Is Source of Sources really free, with no hidden paid tier?
Yes. Source of Sources has no paid tiers at all; it is entirely free for both journalists submitting queries and sources subscribing to the digest, with Peter Shankman asking beneficiaries to donate to animal welfare causes instead of charging money.
Is Source of Sources the same thing as HARO?
No, but they share the same founder. Peter Shankman created Help a Reporter Out (HARO) in 2008, sold it to Cision, and launched Source of Sources as a simpler, independently run version of the same concept after HARO was wound down.
How does Hey Press compare to a free query digest like Source of Sources?

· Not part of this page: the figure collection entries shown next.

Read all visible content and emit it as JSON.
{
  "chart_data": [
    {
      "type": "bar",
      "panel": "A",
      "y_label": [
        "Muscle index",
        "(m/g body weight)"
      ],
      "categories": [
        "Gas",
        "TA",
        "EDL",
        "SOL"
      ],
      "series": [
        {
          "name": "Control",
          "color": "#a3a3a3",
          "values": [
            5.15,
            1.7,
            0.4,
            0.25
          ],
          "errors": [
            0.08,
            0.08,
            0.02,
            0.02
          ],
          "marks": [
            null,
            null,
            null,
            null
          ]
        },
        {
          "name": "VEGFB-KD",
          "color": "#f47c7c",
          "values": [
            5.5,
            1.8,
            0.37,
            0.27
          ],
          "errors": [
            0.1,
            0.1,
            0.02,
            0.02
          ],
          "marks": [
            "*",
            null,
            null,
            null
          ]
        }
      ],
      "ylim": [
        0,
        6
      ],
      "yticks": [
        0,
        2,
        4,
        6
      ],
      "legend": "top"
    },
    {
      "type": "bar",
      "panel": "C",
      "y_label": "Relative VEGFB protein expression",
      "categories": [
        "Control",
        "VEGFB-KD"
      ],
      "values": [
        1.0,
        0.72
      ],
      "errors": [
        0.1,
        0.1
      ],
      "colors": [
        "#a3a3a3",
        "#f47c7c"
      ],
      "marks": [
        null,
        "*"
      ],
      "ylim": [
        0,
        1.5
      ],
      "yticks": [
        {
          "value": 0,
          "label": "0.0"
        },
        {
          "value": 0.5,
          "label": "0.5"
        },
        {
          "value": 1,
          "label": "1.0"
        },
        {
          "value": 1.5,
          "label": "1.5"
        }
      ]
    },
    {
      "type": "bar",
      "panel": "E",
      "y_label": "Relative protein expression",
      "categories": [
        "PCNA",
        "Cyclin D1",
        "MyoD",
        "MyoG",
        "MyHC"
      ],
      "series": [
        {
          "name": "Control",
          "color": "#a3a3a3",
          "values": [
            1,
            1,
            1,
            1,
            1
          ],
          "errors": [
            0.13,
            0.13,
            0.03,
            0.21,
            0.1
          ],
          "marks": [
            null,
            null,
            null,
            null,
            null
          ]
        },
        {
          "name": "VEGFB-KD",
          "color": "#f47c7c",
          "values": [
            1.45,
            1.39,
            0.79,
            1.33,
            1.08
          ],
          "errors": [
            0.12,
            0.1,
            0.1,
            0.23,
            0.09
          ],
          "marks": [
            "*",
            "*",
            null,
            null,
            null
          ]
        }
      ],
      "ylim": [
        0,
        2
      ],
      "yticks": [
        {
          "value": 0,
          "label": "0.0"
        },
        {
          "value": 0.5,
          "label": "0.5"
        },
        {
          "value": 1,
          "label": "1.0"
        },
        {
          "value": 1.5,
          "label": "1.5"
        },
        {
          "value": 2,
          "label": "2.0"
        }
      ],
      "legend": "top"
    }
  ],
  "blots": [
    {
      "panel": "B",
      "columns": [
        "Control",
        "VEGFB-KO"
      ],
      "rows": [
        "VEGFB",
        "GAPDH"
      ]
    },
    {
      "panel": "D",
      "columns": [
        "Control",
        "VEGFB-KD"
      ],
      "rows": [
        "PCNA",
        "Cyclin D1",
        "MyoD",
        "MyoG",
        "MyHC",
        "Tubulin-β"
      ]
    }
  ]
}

They solve different problems, as Hey Press's own comparison content states directly: Hey Press was an outbound search tool for finding journalists to pitch on your own initiative, while Source of Sources is an inbound digest that puts journalist queries in front of you. They were designed to be complementary, not interchangeable.
Can I filter Source of Sources queries by topic or industry?
No. Source of Sources has no filtering, search, or categorization; every subscriber receives the same full digest up to three times a day. If topic-filtered journalist requests matter to you, a paid tool like Qwoted or Connectively offers that functionality.
What happens if I pitch a journalist off-topic through Source of Sources?
Shankman removes off-topic pitchers from the Source of Sources list with no exceptions or appeals, a firm policy meant to protect journalists from being spammed through the network and to keep response quality high for everyone still subscribed.